This talk has two major objectives: (a) to describe and analyze this innovative subordination strategy and (b) to show this strategy's significance for broader typological and theoretical debates. In particular, fully finite embedded clauses in Tuparí contribute to the typology of recursive structures attested in indigenous languages of Amazonia. Work on recursion in Amazonian languages (see Amaral et al 2018, 'Recursion across domains') has identified a range of constructions that exhibit formally recursive structure. However, outside of quotative constructions I know of no clear cases among Native Brazilian. languages of the kind of construction that Tuparí exhibits, with fully finite clauses embedded inside of fully finite clauses. Language-internal evidence shows that the Tuparí construction cannot be reduced to influence from Portuguese (with which Tuparí is in intensive bilingual contact) but must instead be analyzed as an autochthonous development. I argue that the facts from Tuparí have much to contribute to the study of recursion in Amazonia, a topic which has received surprising popular attention over the last fifteen years.

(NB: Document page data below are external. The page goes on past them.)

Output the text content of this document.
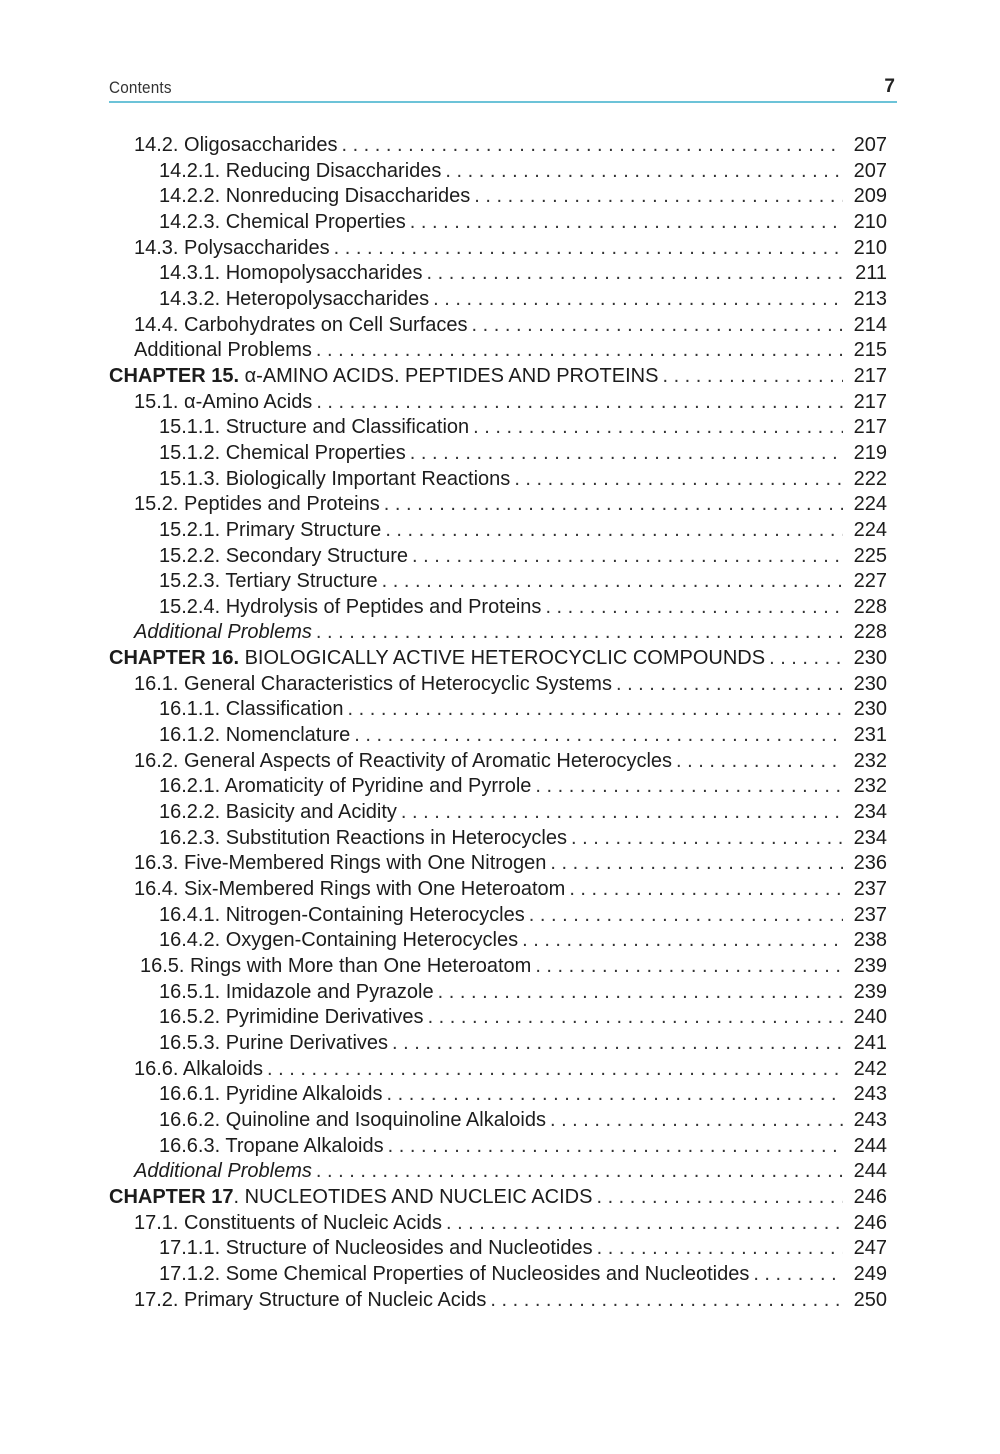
Contents	7
14.2. Oligosaccharides . . .	207
14.2.1. Reducing Disaccharides . . .	207
14.2.2. Nonreducing Disaccharides . . .	209
14.2.3. Chemical Properties . . .	210
14.3. Polysaccharides . . .	210
14.3.1. Homopolysaccharides . . .	211
14.3.2. Heteropolysaccharides . . .	213
14.4. Carbohydrates on Cell Surfaces . . .	214
Additional Problems . . .	215
CHAPTER 15. α-AMINO ACIDS. PEPTIDES AND PROTEINS . . .	217
15.1. α-Amino Acids . . .	217
15.1.1. Structure and Classification . . .	217
15.1.2. Chemical Properties . . .	219
15.1.3. Biologically Important Reactions . . .	222
15.2. Peptides and Proteins . . .	224
15.2.1. Primary Structure . . .	224
15.2.2. Secondary Structure . . .	225
15.2.3. Tertiary Structure . . .	227
15.2.4. Hydrolysis of Peptides and Proteins . . .	228
Additional Problems . . .	228
CHAPTER 16. BIOLOGICALLY ACTIVE HETEROCYCLIC COMPOUNDS . . .	230
16.1. General Characteristics of Heterocyclic Systems . . .	230
16.1.1. Classification . . .	230
16.1.2. Nomenclature . . .	231
16.2. General Aspects of Reactivity of Aromatic Heterocycles . . .	232
16.2.1. Aromaticity of Pyridine and Pyrrole . . .	232
16.2.2. Basicity and Acidity . . .	234
16.2.3. Substitution Reactions in Heterocycles . . .	234
16.3. Five-Membered Rings with One Nitrogen . . .	236
16.4. Six-Membered Rings with One Heteroatom . . .	237
16.4.1. Nitrogen-Containing Heterocycles . . .	237
16.4.2. Oxygen-Containing Heterocycles . . .	238
16.5. Rings with More than One Heteroatom . . .	239
16.5.1. Imidazole and Pyrazole . . .	239
16.5.2. Pyrimidine Derivatives . . .	240
16.5.3. Purine Derivatives . . .	241
16.6. Alkaloids . . .	242
16.6.1. Pyridine Alkaloids . . .	243
16.6.2. Quinoline and Isoquinoline Alkaloids . . .	243
16.6.3. Tropane Alkaloids . . .	244
Additional Problems . . .	244
CHAPTER 17. NUCLEOTIDES AND NUCLEIC ACIDS . . .	246
17.1. Constituents of Nucleic Acids . . .	246
17.1.1. Structure of Nucleosides and Nucleotides . . .	247
17.1.2. Some Chemical Properties of Nucleosides and Nucleotides . . .	249
17.2. Primary Structure of Nucleic Acids . . .	250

Additional theoretical significance comes from the fact that these fully finite embedded clauses feature a striking surface violation of the Final-over- FinalCondition (formerly: the Final-over-Final Constraint). I show that Tuparí clauses feature a head-final layer (instantiated by the nominalizer hè) on top of a head-initial CP and TP, in violation of the strictest versions of FOFC. It does not seem possible to accommodate these facts under Hein and Murphy's (2020) approach to VP nominalization, nor under Biberauer's (2017) work on particles. The Tuparí facts thus contribute to a growing number of examples of FOFC violations attested in Native Amazonian languages, including Tenetehara (Tupí-Guaraní), Amahuaca (Panoan) and possibly Gavião de Rondônia (Tupí-Mondé).